New Zealand businesses are entering a critical phases of re-evaluating relationships with IT partners and redefining managed services contracts, according to IDC New Zealand, which says an increasing number of companies are dramatically changing up their managed services contracts.

The changes come as Kiwi businesses increasingly shift from technology-focused outcomes to business ones when investing in IT – and managed services in particular – bringing new challenges for managed services providers.

Among the top challenges New Zealand companies say are preventing them from achieving strategic corporate goals using managed services is the lack of investment, driven by a disconnect between IT and business.

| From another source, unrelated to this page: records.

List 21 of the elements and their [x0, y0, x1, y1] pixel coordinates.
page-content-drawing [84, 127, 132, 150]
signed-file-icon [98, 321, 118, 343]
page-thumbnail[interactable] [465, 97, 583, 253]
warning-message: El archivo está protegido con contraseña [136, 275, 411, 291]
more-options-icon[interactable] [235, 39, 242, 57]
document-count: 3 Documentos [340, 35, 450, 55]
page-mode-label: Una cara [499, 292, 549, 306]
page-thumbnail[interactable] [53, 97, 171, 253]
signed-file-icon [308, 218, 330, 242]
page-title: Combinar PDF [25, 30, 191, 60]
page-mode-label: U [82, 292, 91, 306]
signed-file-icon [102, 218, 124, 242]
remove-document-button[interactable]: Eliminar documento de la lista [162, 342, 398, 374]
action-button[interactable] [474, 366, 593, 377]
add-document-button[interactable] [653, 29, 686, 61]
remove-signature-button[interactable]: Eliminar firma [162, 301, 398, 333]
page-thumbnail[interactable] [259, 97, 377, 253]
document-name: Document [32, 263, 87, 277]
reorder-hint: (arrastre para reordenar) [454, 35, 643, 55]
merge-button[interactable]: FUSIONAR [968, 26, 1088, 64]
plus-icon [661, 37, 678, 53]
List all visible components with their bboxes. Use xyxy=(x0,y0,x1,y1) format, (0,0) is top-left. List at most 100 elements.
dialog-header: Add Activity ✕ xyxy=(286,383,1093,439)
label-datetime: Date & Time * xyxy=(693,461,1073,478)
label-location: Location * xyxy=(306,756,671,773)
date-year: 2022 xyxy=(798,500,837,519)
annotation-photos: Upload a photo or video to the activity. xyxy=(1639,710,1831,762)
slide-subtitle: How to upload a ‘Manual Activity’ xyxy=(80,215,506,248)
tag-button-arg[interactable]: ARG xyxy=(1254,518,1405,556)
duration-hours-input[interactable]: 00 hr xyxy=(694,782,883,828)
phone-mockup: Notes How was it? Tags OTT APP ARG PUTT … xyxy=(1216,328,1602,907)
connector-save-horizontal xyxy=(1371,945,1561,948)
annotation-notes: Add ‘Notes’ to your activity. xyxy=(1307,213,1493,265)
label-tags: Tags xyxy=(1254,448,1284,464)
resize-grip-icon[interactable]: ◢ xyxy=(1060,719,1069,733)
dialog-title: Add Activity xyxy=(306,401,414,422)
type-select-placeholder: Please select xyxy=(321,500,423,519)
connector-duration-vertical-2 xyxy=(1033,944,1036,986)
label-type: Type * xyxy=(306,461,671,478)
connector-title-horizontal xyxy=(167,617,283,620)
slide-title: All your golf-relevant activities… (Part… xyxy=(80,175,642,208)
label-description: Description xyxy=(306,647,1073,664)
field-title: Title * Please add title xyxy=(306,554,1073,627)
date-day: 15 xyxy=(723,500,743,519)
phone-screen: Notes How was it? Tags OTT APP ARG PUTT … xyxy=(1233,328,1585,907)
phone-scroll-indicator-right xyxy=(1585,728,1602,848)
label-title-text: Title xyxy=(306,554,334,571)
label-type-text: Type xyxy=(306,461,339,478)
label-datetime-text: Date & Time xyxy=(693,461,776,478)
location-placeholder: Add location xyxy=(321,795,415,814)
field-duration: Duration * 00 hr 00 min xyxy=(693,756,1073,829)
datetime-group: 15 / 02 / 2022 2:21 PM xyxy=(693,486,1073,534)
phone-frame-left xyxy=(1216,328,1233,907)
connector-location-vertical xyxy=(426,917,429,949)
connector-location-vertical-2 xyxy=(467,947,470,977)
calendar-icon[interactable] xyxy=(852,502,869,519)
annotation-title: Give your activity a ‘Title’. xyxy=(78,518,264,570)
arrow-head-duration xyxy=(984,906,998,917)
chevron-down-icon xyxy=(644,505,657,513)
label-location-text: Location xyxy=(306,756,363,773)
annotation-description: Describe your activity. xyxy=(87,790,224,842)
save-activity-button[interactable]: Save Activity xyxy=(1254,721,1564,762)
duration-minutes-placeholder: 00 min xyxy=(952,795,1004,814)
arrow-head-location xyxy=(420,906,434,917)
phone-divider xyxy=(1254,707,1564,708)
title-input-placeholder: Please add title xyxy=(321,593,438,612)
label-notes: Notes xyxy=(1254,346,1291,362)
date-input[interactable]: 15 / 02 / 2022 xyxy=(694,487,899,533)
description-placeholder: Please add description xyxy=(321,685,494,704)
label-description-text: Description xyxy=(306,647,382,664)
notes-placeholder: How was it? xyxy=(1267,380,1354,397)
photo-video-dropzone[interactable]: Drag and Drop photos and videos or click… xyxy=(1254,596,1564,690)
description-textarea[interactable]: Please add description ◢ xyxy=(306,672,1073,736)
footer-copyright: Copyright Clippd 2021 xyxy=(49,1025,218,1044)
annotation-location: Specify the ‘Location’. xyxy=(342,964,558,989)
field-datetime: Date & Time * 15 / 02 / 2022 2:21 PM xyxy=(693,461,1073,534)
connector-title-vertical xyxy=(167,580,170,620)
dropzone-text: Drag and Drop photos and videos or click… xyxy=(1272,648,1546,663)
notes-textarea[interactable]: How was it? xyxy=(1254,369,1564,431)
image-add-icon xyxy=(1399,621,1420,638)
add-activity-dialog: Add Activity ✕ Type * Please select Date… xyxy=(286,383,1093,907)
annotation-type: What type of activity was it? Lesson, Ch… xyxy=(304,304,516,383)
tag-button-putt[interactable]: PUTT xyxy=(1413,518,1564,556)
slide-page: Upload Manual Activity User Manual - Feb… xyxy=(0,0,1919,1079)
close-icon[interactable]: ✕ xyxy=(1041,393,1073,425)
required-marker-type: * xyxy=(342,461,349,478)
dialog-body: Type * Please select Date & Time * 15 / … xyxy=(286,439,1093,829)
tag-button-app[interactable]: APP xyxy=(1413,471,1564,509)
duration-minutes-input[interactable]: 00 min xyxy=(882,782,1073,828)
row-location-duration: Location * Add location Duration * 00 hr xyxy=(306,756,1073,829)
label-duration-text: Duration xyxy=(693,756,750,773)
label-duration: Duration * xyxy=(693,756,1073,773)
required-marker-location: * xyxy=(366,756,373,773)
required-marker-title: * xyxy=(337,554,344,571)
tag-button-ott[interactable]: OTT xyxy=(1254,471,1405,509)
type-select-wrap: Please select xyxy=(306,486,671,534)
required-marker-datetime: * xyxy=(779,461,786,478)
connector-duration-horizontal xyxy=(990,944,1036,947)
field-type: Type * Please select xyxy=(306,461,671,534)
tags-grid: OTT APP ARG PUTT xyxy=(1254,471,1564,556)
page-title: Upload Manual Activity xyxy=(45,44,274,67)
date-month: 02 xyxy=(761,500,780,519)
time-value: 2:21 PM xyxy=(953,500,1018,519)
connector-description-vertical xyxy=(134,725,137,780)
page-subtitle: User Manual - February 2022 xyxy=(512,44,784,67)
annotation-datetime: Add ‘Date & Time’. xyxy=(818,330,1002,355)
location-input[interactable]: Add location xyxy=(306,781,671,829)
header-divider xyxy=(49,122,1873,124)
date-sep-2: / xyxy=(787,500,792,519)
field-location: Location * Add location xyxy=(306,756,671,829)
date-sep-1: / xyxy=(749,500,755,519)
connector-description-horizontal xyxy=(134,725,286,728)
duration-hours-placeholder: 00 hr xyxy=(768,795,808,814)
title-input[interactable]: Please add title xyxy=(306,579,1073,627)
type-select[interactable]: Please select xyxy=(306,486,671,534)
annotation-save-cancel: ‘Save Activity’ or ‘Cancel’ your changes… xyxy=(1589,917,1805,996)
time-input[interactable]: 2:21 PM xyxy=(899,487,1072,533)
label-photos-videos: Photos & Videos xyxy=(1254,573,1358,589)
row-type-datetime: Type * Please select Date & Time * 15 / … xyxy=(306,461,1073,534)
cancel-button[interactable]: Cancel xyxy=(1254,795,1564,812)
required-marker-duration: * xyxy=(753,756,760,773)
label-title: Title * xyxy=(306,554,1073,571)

“New Zealand firms are still learning to effectively interconnect IT initiatives with both the needs of IT departments and strategy-driven executives,” IDC New Zealand says.

“Inevitably, organisations are moving towards a wider inclusion of C-suite stakeholders into IT decisions, ensuring that the interests of line of business are accounted for.”

IDC says the most desired outcome of managed services adoption remains around controlling costs and achieving internal efficiencies.

“Nearly half of New Zealand organisations consider lowering operational expenses as the top priority, thus adding extra pressure on service providers,” IDC New Zealand says.

However, it can take up to 24 months for organisations to start realising expected savings, with IDC New Zealand noting a ‘mismatch’ between enterprise expectations and actual savings from using managed services, which can result in dissatisfaction about the partnership.

IDC says an increasing number of organisations are planning on moving managed services in-house, shortening service contract periods and either adopting a multi-vendor approach or breaking contracts up completely.

Despite this, IDC New Zealand says managed services will continue to represent a ‘significant’ opportunity in the local market, where outsourcing and managed services hit $1.6 billion last year, up 2.8% on 2015.

A lack of necessary skills and the rising complexity of enterprise IT are aiding demand for managed services, IDC notes.

Donnie Krassiyenko, IDC New Zealand senior market analyst, says competition in the market remains high as the changing patterns of IT procurement and rapidly evolving new service delivery models create a level playing field for IT service providers.

“Core to success in infrastructure outsourcing will be implementation of new business models that incorporate signficant levels of system integration, automation, support for traditional and cloud-based service consumption and delivery requirements,” Krassiyenko says.